Shuffles an array in-place using the Fisher-Yates algorithm, affecting indices from 0 (inclusive) to length (exclusive). May be useful with libGDX Array instances, which can be shuffled with random.shuffleInPlace(arr.items, arr.size). If you don't want the array modified, use shuffle(Object[]).
Wikipedia has more on this algorithm.

Parameters:

elements - an array of T; will be modified

Returns:

elements after shuffling it in-place

shuffleInPlace

public <T> T[] shuffleInPlace(T[] elements)

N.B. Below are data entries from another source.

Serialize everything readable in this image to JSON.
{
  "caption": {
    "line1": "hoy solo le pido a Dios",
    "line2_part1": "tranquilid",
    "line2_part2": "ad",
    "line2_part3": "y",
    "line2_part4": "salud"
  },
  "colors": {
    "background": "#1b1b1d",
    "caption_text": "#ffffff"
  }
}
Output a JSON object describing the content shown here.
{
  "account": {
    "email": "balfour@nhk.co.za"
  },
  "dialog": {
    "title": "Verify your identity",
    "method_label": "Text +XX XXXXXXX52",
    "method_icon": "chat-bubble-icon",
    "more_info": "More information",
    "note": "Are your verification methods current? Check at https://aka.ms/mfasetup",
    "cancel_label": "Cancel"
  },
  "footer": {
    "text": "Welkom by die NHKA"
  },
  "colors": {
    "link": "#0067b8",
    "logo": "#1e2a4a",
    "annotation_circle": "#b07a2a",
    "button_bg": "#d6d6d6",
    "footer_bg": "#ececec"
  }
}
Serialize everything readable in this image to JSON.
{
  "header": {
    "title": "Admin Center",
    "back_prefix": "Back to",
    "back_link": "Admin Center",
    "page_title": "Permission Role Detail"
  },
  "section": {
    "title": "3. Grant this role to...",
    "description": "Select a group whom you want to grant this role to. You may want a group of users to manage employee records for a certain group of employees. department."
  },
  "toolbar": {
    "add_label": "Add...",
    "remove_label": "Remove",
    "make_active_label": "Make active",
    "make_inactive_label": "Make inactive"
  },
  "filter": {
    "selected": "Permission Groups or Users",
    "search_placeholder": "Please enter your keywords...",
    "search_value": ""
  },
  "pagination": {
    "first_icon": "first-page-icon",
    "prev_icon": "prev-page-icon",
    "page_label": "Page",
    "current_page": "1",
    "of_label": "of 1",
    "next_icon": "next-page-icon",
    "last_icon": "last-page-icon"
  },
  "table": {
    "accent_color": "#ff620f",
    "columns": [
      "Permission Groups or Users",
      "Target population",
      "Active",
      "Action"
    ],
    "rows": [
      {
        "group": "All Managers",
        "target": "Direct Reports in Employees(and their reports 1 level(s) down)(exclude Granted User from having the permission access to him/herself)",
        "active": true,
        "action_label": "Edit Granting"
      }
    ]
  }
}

Shuffles an array in-place using the Fisher-Yates algorithm. If you don't want the array modified, use shuffle(Object[]).
Wikipedia has more on this algorithm.

Parameters:

elements - an array of T; will be modified

Returns:

elements after shuffling it in-place

copy

public BasicRandom32 copy()

Description copied from interface: RandomnessSource

Produces a copy of this RandomnessSource that, if next() and/or nextLong() are called on this object and the copy, both will generate the same sequence of random numbers from the point copy() was called. This just needs to copy the state so it isn't shared, usually, and produce a new value with the same exact state.

Specified by:

copy in interface RandomnessSource

Returns:

a copy of this RandomnessSource